The proven and probable mineral resource for the Amayapampa mine in Bolivia is now estimated at 4.3 million tonnes grading 2.82 grams gold per tonne.
Da Capo Resources (VSE), which is working to outline a bulk-minable reserve, can earn a 70% interest by spending $6 million over two years. Small-scale underground mining is currently being carried out at a rate of about 120 tonnes per day from a series of high-grade quartz veins within a mineralized shear zone.
Kilborn Engineering Pacific arrived at the resource estimate based on assay data from 5-metre channel samples collected from 116 crosscuts within existing underground workings; they were collected over a 500-metre strike length and a 214-metre vertical extent. The average crosscut width is 18.65 metres, which, in many cases, does not cover the entire width of the mineralized zone, leaving it open to the 40-metre width of the shear zone. The zone remains open on strike and to depth. Ross Beaty, president of Da Capo, says the company is working to determine the deposit’s ultimate size through stepout drilling.

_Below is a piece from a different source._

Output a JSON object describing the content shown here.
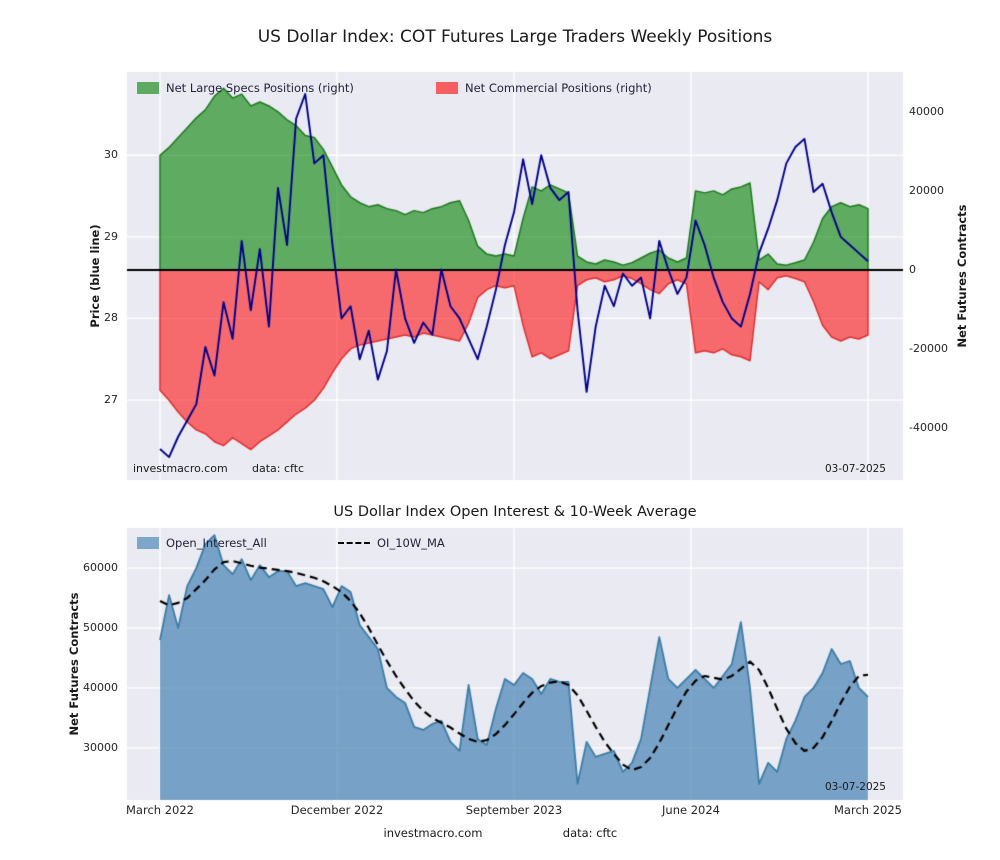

Assays are pending on the first 100-metre stepout hole, which intersected visible gold in several areas over 100 metres of the 300-metre core length. Kilborn’s resource estimate is based on a cutoff grade of 0.7 grams and all assay values are uncut. If high-grade assays are cut to 10 grams, the estimate drops to 4.3 million tonnes grading 1.54 grams.
Increasing the cutoff to 1 gram lowers the cut tonnage to 3.2 million tonnes grading 1.76 grams.
Da Capo has $9 million in working capital, no debt and about 10 million shares outstanding.